There’s also something terribly Ancien Régime about this entire concept, and not in a good way. One is vaguely reminded of Marie Antoinette dressing up as a shepherdess to go milk immaculately groomed and perfumed cows at the Hameau de la Reine, the faux country village which she had built on the grounds of Versailles. Creating a restaurant experience where diners can imagine that they are associating with unseen members of the marginalized and downtrodden classes, without having to step over used needles, detect whiffs of urine, or scare off marauding rats, seems rather disturbingly exploitative – indeed, much like Banksy’s art itself. If we had to allow the import of Banksy’s garbage art from the UK, did we also have to import the garbage concept of poverty chic in dining, as well?

In any case, since Banksy’s work is now considered acceptable wall décor for hotel restaurants aimed at groups of tourists attending annual sales conferences, it’s entirely possible that we’ve finally reached the point at which tastemakers begin to view such art as no longer being fashionable. Of course, some of us have always thought that the entire street art movement was nothing more than the deification of those who practice anti-social, criminal activities in the first place. Only time will tell.

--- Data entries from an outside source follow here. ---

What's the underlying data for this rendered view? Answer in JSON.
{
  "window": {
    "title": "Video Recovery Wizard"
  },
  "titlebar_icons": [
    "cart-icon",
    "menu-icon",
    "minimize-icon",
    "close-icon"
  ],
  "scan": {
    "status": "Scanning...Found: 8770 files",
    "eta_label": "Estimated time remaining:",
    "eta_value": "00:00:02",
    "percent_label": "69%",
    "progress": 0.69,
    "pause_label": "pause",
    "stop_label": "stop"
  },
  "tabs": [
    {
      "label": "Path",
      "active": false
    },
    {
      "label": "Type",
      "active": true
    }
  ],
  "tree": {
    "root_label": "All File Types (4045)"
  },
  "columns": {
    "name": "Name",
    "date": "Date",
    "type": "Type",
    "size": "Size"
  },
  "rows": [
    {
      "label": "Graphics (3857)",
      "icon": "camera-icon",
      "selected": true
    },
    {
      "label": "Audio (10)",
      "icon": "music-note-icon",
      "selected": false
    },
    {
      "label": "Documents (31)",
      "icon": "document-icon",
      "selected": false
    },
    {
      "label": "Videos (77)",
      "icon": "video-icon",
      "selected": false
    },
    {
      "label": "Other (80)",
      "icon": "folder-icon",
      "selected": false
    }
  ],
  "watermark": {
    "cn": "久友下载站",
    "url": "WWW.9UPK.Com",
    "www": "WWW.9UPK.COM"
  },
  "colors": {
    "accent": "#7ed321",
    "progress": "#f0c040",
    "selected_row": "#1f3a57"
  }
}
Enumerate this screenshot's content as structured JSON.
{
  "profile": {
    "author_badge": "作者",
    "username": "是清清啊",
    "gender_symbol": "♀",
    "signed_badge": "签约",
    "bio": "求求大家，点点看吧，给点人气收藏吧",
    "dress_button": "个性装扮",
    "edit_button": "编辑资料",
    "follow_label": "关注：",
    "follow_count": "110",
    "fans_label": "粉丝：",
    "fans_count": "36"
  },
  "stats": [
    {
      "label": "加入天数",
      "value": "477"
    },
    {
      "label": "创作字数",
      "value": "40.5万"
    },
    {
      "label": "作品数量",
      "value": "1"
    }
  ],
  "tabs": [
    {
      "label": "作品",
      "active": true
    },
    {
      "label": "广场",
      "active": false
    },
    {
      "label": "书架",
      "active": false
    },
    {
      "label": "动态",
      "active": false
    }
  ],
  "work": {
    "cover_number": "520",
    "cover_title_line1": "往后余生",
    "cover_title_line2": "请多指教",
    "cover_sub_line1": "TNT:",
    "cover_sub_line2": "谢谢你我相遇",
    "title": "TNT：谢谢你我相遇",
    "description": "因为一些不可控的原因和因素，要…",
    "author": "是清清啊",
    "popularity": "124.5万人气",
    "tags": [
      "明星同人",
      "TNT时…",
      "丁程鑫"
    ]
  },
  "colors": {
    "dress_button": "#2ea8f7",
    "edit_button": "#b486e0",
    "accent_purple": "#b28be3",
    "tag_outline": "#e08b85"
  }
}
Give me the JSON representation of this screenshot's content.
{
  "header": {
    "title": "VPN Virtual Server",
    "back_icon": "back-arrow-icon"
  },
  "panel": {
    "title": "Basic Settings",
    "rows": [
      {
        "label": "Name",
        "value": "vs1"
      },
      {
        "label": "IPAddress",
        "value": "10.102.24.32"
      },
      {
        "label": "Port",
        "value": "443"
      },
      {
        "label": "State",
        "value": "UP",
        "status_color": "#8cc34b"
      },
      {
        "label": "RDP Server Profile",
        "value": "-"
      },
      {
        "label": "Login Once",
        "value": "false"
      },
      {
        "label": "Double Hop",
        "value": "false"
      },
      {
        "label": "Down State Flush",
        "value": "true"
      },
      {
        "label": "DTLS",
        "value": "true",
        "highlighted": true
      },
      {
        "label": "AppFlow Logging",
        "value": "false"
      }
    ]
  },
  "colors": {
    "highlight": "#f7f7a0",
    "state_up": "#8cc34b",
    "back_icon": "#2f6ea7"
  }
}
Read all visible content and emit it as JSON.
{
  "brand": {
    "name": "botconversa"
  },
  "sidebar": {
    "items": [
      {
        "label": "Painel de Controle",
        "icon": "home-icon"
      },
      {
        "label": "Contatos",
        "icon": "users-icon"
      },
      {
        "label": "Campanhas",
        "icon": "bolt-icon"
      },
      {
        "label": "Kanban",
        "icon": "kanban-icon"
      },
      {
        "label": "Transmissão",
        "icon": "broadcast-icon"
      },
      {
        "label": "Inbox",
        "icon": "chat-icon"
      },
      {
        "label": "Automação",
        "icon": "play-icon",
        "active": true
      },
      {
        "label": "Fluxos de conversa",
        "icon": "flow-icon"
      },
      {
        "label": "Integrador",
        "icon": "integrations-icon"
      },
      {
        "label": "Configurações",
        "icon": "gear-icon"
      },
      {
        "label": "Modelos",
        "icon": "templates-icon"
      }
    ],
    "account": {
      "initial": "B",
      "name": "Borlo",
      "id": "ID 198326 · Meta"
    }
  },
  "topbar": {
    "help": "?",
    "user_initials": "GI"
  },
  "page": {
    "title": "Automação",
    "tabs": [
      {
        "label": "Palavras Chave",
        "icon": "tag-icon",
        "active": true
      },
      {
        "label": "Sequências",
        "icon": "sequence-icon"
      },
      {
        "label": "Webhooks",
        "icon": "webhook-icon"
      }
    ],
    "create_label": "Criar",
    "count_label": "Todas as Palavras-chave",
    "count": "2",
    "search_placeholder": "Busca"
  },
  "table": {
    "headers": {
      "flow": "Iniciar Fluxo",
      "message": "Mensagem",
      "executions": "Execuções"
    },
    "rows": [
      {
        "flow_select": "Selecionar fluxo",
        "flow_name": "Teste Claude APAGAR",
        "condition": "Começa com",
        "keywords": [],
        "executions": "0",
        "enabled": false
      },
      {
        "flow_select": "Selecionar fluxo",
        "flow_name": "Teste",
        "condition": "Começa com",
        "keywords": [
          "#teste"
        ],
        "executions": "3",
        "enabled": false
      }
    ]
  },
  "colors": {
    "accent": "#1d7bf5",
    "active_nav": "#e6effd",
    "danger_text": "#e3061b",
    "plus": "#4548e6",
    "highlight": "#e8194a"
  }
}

In the meantime, let’s move on (with greater brevity) to some other art stories.


Hudson Yawns

Ben Davis’ review of Hudson Yards, the massive new redevelopment project on the west side of Manhattan that opened to the public this week, is worth reading, even though he doesn’t address the controversial issue of image licensing at the site. I don’t agree with all of Mr. Davis’ assessments of the art on display, but a number of his observations about the project as a whole are spot-on. Case in point: “[W]hat Hudson Yards in fact is, at its heart, is absolutely the most boring, uninteresting thing that you could realize with all that investment: It is an engorged complex of high-end office space and retail. It is no one’s idea of cool except to the kind of people who think that Eataly is an edgy destination.”


Painted Peering

The Painted Hall at the former Royal Hospital in Greenwich, England, is an overwrought but interesting work of art propaganda by the British artist James Thornhill (1675-1734), designed to celebrate and legitimize the reigns of the later Stuart monarchs, and their connection to the subsequent Hanoverian dynasty. The murals had been undergoing cleaning and restoration for some time, but the Hall has now reopened to the public complete with a suite of day beds, which will allow visitors to lie down and look up at the ceilings without having to crane their necks. As Maev Kennedy comments in the Art Newspaper, “it takes a leap of faith to accept the regular description of the hall as ‘England’s Sistine Chapel’,” an observation which is borne out by comparison to what I would consider England’s true equivalent of the Sistine Chapel, albeit one just as secular and propagandist as the Painted Hall: Peter Paul Rubens’ glorious 17th century ceiling for the Banqueting House at Whitehall Palace. You be the judge, gentle reader.


San Diego Surprise

I recently watched the video of a talk that I want to highly recommend to my readers, which was given by art historian Nigel McGilchrist at the San Diego Museum of Art a few weeks ago. Titled “The Road from Giorgione and Caravaggio to the Greatness of Spanish Painting”, the lecture is a non-linear exploration of some of the interesting connections between Italian and Spanish art, and even for someone who knows a fair amount about both subjects, I learnt a great deal from the presentation. For example, at one point the historian notes the admiration of many artists over the centuries for the “Belvedere Torso”, a roughly 2,000-year-old fragment of Hellenistic sculpture on display at the Vatican Museums. To my great surprise, Mr. McGilchrist was able to connect the sculpture, a visit to Rome by the young Francisco de Goya (1746-1828) in the 1760’s, and one of Goya’s most famous and haunting engravings, “The Colossus”, created sometime between 1800-1818. The menacing figure in Goya’s graphic art masterpiece which, like the “Belvedere Torso” itself, has had a huge impact on subsequent generations of artists, corresponds almost exactly with a sketch Goya made of the back of this Ancient Greek sculpture during his sojourn in the Eternal City.